Have the recent increases in interest rates altered this conclusion? Not significantly. Even after the rate surge in the past few days, the interest rate on inflation-protected 10-year U.S. bonds stood at 1.83 percent. This rate is close to most estimates of the economy’s sustainable growth rate. Even by taking the lower end of these estimates, the possibility of a debt spiral remains remote, albeit very slow-moving. To illustrate, with “r” at 1.8 and “g” at 1.6, stabilizing the debt ratio at 100 percent of GDP would necessitate a primary surplus of 2 percent of GDP. Increasing the debt to 150 percent would only require that surplus to rise to 3 percent.

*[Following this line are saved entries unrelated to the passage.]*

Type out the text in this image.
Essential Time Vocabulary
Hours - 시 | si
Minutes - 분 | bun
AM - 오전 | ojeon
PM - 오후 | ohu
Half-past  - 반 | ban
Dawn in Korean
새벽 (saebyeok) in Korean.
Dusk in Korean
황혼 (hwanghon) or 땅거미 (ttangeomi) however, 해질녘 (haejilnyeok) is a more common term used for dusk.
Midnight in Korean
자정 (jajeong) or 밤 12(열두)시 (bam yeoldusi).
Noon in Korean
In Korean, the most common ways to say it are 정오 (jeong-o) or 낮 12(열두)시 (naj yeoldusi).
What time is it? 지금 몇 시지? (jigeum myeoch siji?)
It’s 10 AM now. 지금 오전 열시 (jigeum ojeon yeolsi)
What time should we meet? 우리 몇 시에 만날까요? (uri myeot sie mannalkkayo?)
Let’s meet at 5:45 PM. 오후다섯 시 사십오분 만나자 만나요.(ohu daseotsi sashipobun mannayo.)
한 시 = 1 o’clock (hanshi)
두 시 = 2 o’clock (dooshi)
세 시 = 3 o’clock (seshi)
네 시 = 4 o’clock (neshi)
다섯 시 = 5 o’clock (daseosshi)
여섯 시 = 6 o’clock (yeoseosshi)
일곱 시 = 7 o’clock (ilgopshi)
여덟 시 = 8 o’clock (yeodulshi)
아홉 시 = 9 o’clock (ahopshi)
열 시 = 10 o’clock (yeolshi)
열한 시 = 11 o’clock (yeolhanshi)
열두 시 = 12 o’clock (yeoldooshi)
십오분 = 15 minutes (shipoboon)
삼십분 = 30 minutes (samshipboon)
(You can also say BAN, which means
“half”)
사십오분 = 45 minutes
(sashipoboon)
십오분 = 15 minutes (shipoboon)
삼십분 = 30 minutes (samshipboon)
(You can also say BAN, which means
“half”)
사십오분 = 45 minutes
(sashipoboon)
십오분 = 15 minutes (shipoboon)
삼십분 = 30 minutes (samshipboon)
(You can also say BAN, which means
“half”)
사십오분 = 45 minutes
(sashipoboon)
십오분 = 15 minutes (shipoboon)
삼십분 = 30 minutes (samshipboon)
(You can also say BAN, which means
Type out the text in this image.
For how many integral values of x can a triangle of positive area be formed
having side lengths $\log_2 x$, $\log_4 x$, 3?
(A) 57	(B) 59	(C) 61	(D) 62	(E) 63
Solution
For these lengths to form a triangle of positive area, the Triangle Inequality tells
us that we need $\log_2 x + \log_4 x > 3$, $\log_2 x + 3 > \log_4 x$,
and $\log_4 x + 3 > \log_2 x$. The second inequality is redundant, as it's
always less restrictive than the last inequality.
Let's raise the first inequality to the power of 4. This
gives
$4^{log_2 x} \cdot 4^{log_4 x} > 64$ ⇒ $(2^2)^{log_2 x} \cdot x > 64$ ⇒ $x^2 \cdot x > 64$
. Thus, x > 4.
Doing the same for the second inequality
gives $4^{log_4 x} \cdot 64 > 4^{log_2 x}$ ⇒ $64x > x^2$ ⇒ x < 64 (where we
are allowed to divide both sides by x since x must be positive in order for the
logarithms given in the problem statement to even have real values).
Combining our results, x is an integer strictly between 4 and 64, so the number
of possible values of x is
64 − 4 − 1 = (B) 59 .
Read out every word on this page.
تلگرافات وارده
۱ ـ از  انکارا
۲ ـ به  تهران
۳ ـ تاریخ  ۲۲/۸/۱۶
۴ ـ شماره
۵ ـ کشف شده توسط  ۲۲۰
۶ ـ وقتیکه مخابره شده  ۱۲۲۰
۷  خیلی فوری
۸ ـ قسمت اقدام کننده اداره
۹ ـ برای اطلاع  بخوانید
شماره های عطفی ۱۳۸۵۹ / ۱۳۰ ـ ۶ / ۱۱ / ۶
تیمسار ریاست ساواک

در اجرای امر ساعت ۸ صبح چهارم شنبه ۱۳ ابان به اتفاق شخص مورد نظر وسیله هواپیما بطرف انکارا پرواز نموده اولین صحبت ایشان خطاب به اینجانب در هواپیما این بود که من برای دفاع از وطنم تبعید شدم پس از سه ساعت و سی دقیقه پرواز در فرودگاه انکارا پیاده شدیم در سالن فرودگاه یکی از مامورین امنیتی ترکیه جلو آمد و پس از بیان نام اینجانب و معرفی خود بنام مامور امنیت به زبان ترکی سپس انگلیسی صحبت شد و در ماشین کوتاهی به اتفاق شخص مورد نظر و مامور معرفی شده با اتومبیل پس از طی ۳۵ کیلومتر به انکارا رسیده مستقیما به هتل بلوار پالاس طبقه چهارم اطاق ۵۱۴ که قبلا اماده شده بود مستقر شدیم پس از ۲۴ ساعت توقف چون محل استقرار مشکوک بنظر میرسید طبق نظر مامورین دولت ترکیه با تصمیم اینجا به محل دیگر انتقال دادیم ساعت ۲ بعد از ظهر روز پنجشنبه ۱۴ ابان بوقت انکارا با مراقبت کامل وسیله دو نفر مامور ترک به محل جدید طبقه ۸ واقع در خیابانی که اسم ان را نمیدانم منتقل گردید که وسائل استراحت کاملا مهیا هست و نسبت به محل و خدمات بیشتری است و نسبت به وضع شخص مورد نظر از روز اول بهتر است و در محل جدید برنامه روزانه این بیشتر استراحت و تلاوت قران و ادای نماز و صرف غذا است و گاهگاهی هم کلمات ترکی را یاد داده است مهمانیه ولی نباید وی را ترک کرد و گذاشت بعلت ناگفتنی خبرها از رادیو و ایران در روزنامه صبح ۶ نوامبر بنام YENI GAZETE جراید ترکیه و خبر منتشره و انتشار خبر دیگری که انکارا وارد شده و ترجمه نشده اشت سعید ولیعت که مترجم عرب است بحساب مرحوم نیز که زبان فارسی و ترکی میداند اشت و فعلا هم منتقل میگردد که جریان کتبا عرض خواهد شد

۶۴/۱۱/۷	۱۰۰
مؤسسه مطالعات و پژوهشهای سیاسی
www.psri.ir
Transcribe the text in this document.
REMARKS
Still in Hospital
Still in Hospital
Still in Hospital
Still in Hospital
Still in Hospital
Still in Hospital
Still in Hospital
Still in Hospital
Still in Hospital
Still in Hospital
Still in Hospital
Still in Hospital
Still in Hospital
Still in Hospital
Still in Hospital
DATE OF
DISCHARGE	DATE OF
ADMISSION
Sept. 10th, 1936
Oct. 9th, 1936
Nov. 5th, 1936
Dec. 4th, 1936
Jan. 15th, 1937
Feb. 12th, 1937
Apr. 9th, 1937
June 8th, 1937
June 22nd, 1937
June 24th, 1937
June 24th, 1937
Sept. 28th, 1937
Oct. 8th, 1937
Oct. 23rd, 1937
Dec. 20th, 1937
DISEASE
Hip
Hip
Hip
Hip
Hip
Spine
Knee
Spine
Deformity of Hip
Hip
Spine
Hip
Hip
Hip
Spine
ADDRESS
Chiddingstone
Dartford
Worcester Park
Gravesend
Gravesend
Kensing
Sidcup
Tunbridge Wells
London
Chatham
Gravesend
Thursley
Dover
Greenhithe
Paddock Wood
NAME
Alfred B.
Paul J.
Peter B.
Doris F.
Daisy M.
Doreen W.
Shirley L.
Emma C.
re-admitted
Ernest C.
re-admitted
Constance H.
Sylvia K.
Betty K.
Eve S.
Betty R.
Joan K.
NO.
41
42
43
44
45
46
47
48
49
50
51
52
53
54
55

Therefore, while we may face the potential for significant future increases in debt, interest payments on existing debt are not the primary culprit. Instead, the issue lies with these primary deficits.
Consequently, the problem is fundamentally political. As mentioned earlier, it is advisable to disregard individuals who emphasize TRILLIONS OF DOLLARS or criticize wasteful government spending. The federal government essentially functions as an insurance company with an army, primarily spending on public demands such as the military, Social Security, and health programs. However, we encounter an effective opposing coalition against raising taxes sufficiently to fund these programs. As a result, we will continue accumulating debt until this impasse is resolved.